Foram quase três semanas no Hmib, e, nesse meio tempo, apareceu uma família para adoção. “Agora, estou preparando meu coração para a partida dela e vou passar todas as informações para eles”, diz. Assim como Beatriz, Sara pretende manter o contato e acompanhar o crescimento da criança, desde que os futuros responsáveis também concordem. “A família acolhedora vai muito além de cuidar da criança. Acaba sendo uma rede”, conclui.
A coordenadora do Programa Família Acolhedora, Julia Salvagni, explica ter à disposição 65 vagas e que 30 crianças foram acolhidas por uma família. Então, novas famílias em suas mais diversas configurações são sempre bem-vindas. Para participar, basta entrar em contato com o grupo Aconchego, fazer o curso e a entrevista.

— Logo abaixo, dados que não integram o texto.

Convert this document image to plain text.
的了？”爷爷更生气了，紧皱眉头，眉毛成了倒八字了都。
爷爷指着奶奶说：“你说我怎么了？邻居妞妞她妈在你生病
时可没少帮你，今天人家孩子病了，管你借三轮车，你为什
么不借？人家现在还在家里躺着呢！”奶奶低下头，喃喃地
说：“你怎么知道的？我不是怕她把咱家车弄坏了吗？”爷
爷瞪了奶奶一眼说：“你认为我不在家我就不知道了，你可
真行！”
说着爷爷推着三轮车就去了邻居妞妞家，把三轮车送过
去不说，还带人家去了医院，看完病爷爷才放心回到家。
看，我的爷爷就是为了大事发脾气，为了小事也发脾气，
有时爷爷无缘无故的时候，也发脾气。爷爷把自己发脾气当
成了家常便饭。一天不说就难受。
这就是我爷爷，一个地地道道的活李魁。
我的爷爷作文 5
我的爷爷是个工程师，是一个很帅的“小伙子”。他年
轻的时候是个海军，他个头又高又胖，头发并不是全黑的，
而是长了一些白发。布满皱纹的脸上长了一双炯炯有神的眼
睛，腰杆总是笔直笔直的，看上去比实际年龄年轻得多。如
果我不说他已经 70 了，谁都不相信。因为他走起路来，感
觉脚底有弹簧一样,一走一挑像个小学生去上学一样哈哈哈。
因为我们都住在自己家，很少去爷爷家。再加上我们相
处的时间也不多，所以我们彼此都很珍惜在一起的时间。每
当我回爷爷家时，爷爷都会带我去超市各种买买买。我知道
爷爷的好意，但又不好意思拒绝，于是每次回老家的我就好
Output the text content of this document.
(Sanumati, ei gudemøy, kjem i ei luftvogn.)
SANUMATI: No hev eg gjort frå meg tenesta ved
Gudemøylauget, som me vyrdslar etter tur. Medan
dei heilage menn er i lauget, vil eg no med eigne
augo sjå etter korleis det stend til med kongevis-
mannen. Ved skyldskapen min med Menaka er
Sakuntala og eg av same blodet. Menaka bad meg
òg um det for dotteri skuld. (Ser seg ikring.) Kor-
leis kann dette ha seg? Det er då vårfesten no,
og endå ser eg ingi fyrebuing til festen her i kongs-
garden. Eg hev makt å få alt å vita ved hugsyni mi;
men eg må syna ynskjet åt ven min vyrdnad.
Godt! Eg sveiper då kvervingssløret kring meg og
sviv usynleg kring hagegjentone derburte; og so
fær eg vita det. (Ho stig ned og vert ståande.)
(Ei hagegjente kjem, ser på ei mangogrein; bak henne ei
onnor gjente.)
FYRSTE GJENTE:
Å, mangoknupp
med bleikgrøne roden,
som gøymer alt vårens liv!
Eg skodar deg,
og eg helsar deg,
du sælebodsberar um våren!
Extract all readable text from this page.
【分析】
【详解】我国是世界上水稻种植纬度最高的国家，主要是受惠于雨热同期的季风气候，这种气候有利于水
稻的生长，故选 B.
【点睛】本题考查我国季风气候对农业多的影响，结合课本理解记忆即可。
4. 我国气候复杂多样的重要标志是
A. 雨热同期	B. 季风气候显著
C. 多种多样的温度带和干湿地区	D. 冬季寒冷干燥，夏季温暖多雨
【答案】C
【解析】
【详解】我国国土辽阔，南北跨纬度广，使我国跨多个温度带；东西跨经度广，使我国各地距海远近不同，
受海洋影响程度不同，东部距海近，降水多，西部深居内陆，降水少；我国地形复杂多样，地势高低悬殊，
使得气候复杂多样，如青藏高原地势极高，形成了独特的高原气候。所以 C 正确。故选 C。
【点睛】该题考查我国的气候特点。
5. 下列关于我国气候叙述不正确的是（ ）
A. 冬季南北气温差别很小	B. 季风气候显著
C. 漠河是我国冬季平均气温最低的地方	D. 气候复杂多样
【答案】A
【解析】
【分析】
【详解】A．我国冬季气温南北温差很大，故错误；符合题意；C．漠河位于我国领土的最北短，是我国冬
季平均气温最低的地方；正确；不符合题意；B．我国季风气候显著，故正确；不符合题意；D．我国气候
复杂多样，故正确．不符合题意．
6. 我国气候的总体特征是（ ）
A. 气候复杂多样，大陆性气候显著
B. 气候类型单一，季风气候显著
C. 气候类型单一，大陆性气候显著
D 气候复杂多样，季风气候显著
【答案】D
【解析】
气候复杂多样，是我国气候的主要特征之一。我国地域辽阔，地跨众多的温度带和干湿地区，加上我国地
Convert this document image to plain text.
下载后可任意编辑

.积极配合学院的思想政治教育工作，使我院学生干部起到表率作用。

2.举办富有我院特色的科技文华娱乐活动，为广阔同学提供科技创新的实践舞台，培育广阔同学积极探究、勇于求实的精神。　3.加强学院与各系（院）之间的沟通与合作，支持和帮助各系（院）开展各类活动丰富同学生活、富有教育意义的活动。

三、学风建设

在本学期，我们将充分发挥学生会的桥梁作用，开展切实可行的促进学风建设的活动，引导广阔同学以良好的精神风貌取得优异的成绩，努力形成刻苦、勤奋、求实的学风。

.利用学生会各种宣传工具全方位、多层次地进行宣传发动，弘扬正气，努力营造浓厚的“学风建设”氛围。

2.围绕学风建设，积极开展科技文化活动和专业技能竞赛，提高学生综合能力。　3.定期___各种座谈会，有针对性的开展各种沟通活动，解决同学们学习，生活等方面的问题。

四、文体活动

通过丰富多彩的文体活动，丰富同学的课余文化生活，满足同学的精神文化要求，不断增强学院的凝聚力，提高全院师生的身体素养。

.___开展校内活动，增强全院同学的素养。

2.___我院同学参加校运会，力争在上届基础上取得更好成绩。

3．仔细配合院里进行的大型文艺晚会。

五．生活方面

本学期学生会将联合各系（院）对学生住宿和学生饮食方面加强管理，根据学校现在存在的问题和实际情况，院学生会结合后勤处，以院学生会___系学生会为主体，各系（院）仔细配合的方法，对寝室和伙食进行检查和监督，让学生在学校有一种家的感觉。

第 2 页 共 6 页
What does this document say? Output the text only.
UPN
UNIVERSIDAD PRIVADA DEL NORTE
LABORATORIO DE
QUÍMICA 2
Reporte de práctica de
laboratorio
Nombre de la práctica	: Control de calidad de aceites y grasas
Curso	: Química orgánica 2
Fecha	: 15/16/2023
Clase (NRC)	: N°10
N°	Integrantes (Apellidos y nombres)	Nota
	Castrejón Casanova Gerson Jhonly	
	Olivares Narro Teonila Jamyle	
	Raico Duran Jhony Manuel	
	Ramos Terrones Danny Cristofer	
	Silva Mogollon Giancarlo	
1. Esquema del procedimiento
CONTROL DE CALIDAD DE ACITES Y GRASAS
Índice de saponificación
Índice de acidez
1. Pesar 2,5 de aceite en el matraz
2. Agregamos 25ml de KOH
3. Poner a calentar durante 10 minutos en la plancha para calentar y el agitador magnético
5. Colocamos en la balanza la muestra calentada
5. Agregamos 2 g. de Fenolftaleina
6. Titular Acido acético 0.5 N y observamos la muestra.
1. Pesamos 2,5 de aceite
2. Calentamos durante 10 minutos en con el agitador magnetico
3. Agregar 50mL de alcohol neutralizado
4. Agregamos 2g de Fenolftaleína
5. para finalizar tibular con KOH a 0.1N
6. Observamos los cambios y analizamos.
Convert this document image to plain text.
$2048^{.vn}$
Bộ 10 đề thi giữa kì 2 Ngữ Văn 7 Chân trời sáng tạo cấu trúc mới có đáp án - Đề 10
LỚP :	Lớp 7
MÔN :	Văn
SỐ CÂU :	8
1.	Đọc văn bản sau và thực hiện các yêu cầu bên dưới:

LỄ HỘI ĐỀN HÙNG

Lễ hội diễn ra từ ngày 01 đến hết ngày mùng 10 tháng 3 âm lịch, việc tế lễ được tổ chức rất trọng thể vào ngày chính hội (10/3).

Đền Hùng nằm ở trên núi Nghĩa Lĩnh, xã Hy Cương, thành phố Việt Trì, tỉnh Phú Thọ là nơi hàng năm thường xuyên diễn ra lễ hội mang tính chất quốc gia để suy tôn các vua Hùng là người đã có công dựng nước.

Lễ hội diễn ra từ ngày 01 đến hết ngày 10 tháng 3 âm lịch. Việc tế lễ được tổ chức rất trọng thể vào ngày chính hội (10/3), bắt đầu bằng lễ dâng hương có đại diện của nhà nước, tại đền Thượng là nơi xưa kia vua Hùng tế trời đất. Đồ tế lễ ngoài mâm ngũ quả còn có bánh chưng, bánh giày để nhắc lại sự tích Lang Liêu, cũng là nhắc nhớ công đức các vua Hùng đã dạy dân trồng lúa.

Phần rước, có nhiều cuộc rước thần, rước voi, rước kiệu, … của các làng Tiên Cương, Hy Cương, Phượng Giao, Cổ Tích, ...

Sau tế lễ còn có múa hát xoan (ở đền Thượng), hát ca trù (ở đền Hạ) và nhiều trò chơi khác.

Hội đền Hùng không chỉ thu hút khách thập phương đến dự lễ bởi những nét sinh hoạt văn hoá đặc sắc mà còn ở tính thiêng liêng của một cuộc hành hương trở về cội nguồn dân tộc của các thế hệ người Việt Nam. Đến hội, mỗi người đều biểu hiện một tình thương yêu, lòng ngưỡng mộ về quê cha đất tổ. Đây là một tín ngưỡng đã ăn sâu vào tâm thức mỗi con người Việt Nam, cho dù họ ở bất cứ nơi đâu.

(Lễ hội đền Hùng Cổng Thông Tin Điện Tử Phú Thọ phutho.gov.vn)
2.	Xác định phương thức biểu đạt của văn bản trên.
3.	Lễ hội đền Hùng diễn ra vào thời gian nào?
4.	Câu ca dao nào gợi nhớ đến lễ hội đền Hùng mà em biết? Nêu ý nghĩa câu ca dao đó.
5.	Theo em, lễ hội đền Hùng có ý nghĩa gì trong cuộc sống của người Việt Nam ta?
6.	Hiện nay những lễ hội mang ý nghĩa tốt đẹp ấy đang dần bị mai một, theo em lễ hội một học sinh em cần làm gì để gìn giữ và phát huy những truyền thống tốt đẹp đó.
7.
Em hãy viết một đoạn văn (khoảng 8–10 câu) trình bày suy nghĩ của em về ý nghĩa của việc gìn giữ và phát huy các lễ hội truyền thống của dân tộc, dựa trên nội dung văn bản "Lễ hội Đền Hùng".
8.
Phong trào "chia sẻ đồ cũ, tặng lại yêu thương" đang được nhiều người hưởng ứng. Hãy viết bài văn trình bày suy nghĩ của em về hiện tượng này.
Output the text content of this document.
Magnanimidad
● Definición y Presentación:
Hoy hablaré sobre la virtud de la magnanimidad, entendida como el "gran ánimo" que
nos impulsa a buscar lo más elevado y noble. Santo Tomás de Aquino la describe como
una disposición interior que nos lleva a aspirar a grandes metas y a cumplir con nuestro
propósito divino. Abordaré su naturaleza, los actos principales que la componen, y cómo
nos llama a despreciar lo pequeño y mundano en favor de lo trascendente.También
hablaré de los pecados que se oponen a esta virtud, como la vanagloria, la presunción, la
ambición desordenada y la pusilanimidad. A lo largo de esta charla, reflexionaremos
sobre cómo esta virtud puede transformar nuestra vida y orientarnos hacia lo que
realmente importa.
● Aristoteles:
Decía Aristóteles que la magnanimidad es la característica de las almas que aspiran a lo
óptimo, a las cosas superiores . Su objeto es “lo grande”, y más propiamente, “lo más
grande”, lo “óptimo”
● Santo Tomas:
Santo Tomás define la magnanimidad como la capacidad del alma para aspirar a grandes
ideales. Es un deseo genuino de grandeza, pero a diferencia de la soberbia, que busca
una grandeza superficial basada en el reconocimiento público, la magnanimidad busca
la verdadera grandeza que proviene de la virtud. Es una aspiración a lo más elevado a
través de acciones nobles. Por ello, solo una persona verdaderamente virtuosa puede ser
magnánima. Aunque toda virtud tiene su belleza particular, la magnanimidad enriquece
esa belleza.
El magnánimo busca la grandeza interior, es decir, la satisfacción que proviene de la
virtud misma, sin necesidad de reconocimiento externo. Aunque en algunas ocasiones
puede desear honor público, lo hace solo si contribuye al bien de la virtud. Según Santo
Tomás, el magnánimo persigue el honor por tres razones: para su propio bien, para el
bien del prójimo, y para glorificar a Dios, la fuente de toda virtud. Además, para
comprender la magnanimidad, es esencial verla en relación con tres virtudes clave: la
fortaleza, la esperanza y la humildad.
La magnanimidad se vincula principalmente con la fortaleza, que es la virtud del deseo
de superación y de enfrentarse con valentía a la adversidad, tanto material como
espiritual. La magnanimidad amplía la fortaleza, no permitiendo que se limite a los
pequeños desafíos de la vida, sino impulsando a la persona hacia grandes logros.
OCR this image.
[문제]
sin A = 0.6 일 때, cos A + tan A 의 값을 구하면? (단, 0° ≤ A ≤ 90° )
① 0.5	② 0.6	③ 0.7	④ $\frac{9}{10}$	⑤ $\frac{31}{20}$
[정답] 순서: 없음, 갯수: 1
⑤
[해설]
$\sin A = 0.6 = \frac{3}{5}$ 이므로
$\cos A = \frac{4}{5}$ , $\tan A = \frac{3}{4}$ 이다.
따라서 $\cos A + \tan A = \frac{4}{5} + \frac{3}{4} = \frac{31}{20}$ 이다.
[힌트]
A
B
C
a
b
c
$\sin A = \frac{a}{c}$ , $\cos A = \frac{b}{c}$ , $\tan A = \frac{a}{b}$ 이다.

O primeiro passo para se cadastrar é enviar um e-mail para familiaacolhedora.aconchego@gmail.com. Já foram acolhidas 191 crianças e adolescentes desde o início do programa.
“Aceitamos todas as configurações familiares e não temos um recorte financeiro. O que a gente avalia é se a pessoa tem condições psicoafetivas de exercer o cuidado e se ela tem com quem contar”, explica a coordenadora.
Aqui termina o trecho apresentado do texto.